Président de la Chambre des notaires, Me Aissatou Sow Badiane pense que ces journées portes ouvertes vont permettre d’échanger avec leurs partenaires, d’écouter et de conseiller gratuitement les populations. Profitant de l’occasion, elle renseigne que les notaires ne sont pas chers d’autant qu’ils n’ont pas la liberté de proposer un prix pour les transactions. « Ce qu’il faut préciser c’est que nous ne fixons pas nous-mêmes les émoluments qui nous sont payés à l’occasion des actes que nous recevons. Il y a un tarif que l’Etat a édicté et, c’est ce tarif qui décline acte par acte combien le notaire doit percevoir sur chaque type d’acte. Je pense que si on n’a même pas le privilège de fixer le montant qui doit vous être payé pour une opération, on ne peut pas dire que nous sommes chers », a argué la présidente de la Chambre des notaires.

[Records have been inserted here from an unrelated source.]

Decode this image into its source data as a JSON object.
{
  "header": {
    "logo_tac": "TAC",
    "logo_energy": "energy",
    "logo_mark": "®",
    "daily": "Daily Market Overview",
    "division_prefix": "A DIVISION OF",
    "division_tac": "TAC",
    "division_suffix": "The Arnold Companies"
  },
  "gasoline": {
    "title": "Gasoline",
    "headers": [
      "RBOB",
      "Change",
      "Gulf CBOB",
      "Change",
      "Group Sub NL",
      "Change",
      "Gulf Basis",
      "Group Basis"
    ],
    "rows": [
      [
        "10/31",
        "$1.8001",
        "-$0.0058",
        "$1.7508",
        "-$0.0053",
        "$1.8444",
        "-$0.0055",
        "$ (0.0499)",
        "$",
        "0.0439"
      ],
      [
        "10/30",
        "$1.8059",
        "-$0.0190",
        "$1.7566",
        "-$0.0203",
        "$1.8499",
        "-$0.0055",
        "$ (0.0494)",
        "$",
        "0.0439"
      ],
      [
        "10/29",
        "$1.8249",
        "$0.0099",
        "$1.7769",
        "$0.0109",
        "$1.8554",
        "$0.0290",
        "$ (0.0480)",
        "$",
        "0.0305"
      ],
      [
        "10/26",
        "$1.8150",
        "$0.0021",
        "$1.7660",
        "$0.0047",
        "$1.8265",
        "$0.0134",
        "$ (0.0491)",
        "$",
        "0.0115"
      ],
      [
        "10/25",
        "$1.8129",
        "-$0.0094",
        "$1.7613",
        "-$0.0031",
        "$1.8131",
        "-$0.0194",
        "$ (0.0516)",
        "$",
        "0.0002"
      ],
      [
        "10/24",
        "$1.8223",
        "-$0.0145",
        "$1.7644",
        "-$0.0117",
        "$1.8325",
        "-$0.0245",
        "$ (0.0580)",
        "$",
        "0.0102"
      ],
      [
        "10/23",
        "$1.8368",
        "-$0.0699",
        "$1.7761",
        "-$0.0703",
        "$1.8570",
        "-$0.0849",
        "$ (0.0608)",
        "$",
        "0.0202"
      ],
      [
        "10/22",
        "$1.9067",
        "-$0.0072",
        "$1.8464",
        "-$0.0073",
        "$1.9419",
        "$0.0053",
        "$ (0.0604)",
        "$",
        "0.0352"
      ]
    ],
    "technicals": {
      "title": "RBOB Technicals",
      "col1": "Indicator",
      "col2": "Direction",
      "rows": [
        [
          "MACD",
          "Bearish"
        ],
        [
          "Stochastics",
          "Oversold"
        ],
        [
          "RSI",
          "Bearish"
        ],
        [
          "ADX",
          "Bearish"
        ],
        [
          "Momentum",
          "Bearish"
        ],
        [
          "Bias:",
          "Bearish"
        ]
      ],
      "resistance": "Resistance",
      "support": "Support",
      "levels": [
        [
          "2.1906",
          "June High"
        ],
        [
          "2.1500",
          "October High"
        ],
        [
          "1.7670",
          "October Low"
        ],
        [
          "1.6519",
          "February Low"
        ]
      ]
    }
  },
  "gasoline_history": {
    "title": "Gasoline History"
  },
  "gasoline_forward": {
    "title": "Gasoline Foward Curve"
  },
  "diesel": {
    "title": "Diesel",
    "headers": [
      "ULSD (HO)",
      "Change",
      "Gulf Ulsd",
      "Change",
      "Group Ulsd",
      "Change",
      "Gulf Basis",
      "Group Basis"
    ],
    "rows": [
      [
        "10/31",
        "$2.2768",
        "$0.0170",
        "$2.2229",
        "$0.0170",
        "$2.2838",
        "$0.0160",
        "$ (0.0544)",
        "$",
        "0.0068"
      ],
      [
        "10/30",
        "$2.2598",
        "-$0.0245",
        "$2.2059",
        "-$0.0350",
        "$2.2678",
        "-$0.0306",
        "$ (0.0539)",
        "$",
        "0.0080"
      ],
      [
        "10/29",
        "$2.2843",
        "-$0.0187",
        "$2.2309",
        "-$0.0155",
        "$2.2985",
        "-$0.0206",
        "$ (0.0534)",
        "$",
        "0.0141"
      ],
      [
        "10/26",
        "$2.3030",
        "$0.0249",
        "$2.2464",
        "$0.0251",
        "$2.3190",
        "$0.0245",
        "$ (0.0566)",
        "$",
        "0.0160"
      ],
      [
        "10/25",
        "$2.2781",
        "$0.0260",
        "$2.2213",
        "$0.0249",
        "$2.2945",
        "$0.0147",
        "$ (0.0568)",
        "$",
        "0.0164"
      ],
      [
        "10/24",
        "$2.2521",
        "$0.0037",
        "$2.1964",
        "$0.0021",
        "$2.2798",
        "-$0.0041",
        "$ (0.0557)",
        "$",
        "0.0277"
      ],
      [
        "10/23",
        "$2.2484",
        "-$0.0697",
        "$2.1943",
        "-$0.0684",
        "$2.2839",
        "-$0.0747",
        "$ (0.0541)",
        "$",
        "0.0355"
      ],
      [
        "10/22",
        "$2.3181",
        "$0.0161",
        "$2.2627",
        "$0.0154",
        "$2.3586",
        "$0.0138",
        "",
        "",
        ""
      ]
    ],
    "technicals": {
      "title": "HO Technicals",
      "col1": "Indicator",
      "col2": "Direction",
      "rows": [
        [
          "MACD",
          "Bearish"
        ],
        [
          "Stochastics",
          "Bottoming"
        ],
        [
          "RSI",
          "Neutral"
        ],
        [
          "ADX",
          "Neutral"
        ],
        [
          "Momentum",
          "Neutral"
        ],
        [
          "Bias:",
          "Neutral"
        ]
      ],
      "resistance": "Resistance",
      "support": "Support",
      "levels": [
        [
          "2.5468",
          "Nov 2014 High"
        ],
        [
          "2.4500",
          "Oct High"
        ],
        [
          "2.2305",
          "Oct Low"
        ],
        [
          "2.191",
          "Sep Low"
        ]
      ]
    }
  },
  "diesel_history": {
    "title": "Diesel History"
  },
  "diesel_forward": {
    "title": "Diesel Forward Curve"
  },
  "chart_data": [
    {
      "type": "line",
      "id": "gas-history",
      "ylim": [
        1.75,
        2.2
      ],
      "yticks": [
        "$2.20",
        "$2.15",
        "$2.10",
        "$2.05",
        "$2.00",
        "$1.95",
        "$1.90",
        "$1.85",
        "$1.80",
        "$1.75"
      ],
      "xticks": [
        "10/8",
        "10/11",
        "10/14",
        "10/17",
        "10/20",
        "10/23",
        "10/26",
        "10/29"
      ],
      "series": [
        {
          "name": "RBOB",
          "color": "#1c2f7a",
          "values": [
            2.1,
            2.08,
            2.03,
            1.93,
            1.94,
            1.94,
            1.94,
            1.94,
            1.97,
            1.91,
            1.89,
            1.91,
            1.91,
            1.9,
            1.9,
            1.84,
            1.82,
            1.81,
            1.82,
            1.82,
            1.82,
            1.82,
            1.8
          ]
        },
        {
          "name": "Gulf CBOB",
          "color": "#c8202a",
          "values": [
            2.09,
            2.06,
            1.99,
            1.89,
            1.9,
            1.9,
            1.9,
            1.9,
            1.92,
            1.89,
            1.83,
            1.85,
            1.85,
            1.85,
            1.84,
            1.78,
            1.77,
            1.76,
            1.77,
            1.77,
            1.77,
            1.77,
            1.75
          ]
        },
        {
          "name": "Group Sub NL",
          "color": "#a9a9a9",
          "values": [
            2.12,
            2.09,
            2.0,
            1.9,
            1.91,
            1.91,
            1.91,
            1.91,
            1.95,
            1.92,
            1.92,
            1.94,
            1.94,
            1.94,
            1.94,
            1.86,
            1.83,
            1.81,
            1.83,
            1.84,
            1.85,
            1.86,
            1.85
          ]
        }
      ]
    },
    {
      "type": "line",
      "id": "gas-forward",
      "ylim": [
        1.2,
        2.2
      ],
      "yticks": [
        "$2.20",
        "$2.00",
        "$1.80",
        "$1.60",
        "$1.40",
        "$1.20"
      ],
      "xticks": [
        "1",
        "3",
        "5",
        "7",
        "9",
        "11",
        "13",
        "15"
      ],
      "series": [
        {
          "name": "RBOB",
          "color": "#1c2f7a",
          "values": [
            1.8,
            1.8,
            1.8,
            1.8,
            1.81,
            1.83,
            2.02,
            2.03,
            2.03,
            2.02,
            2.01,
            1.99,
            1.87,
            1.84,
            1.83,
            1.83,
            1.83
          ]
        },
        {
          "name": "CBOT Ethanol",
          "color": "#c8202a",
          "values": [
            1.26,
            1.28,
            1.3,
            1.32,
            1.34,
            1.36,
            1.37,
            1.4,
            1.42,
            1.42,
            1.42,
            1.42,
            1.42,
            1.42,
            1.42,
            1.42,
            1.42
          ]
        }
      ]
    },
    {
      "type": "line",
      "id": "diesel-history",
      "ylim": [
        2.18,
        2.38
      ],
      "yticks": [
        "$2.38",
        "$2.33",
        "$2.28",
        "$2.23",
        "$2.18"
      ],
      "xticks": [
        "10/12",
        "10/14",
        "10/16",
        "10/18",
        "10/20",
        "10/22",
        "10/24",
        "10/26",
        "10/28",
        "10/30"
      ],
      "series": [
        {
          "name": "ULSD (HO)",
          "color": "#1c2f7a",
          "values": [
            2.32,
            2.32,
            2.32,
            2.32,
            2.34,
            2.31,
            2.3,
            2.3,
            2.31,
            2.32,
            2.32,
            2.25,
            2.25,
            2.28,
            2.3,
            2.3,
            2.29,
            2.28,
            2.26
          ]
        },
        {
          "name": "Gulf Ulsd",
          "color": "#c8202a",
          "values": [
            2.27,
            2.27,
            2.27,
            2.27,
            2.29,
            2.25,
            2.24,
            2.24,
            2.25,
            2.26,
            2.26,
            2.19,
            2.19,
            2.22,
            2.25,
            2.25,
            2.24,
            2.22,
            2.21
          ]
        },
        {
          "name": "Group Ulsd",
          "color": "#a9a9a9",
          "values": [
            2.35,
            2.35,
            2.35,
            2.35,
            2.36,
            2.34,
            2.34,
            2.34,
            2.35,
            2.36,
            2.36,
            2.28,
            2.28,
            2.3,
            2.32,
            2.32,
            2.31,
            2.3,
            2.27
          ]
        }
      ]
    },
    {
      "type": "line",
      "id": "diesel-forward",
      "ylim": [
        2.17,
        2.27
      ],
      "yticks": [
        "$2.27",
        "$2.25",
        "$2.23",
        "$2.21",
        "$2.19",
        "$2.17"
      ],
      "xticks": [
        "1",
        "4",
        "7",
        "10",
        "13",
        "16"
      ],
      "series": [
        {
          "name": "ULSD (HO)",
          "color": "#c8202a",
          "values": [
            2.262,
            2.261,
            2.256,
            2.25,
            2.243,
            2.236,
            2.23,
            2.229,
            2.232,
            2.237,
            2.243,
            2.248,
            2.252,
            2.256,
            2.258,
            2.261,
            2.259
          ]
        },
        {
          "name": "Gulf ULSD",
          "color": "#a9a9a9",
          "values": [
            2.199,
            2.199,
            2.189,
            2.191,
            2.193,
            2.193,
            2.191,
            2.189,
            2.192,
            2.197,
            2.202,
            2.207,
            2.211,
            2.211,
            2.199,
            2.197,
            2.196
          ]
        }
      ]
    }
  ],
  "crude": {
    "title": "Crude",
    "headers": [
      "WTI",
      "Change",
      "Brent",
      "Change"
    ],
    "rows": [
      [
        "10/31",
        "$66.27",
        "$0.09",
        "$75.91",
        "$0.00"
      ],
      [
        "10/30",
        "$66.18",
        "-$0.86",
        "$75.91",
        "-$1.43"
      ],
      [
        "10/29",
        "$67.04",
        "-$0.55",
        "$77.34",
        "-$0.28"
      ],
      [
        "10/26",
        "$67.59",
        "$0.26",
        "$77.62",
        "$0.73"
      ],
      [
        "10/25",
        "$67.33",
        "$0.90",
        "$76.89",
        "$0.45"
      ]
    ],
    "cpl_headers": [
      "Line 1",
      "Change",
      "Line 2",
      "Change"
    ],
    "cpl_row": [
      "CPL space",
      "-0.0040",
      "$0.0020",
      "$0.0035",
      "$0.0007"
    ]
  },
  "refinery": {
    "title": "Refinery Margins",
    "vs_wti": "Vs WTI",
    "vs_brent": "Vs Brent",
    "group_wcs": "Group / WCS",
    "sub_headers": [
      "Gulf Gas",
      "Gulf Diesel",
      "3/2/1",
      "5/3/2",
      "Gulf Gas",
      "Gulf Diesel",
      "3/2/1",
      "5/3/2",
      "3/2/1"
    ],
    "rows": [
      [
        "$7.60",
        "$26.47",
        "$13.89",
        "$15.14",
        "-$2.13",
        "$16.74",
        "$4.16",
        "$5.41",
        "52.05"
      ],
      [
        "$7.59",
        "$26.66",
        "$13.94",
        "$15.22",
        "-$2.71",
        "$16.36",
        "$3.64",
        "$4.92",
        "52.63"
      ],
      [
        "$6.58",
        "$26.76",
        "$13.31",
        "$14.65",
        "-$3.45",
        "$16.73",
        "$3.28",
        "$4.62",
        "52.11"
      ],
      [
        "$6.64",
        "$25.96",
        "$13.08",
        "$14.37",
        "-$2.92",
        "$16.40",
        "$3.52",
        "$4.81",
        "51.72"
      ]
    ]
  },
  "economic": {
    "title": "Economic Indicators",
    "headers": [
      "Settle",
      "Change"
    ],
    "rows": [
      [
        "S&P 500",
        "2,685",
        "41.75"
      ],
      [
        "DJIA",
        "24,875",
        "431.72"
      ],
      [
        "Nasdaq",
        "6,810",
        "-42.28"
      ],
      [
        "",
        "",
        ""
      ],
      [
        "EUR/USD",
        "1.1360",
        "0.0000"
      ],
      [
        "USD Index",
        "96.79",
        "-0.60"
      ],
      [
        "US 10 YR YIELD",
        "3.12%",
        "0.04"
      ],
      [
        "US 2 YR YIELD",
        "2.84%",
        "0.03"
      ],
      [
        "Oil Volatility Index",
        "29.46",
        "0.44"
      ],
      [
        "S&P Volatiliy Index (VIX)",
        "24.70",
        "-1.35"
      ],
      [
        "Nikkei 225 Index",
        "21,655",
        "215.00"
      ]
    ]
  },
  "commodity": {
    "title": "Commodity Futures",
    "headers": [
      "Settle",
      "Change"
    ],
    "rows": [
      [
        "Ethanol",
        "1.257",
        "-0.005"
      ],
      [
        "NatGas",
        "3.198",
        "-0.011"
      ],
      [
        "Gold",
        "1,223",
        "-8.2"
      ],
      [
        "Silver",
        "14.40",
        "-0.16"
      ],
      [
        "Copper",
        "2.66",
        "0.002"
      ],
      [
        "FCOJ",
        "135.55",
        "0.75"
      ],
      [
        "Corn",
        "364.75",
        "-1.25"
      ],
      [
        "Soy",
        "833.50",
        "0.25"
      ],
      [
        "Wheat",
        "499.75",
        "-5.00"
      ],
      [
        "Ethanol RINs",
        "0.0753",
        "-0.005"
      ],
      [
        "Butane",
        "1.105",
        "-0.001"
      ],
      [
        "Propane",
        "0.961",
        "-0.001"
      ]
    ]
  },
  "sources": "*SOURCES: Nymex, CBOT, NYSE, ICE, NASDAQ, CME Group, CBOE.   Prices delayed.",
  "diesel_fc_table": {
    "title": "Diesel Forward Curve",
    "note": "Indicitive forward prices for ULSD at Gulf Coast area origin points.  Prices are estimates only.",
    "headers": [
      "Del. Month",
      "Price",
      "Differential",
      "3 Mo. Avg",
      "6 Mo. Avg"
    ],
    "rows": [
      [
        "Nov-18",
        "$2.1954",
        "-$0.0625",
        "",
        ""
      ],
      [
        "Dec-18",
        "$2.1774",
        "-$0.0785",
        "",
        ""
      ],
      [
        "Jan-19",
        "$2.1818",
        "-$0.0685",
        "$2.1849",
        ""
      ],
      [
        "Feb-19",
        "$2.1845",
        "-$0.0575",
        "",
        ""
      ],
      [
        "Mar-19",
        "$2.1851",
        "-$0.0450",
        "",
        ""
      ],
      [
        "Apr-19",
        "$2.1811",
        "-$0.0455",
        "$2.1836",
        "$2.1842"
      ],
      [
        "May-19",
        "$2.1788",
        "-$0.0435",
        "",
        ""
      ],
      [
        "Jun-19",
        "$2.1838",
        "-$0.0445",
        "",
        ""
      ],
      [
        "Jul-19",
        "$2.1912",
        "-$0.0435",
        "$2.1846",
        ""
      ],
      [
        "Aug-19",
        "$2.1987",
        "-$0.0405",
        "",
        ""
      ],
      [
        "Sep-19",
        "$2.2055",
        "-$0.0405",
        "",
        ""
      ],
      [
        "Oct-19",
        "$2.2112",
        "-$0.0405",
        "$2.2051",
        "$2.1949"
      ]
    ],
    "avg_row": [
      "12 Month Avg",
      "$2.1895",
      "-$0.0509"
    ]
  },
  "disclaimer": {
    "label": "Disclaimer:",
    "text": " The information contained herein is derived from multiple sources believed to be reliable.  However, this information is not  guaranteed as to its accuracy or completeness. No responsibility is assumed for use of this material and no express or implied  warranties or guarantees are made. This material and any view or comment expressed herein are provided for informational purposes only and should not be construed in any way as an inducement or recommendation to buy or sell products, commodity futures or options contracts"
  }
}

Pour sa part, Mme Aicha Tall Gassama, Secrétaire général du Ministère de la Justice, a axé son intervention sur les blocages notés dans le secteur du notariat. Le premier blocage, à son avis, est la méconnaissance de la profession de notaire par les Sénégalais. Le second, poursuit-elle, est l’effectif insuffisant des notaires. En effet, au Sénégal il y a 52 notaires et ils sont pour la majorité basés à Dakar. Ce qui fait qu’à l’intérieur du pays, il y a un nombre insuffisant de notaires. Sur ce point, le Secrétaire général du ministère de la Justice annonce que des réflexions sont engagées pour que le service public du notariat soit mieux distribué à travers le territoire.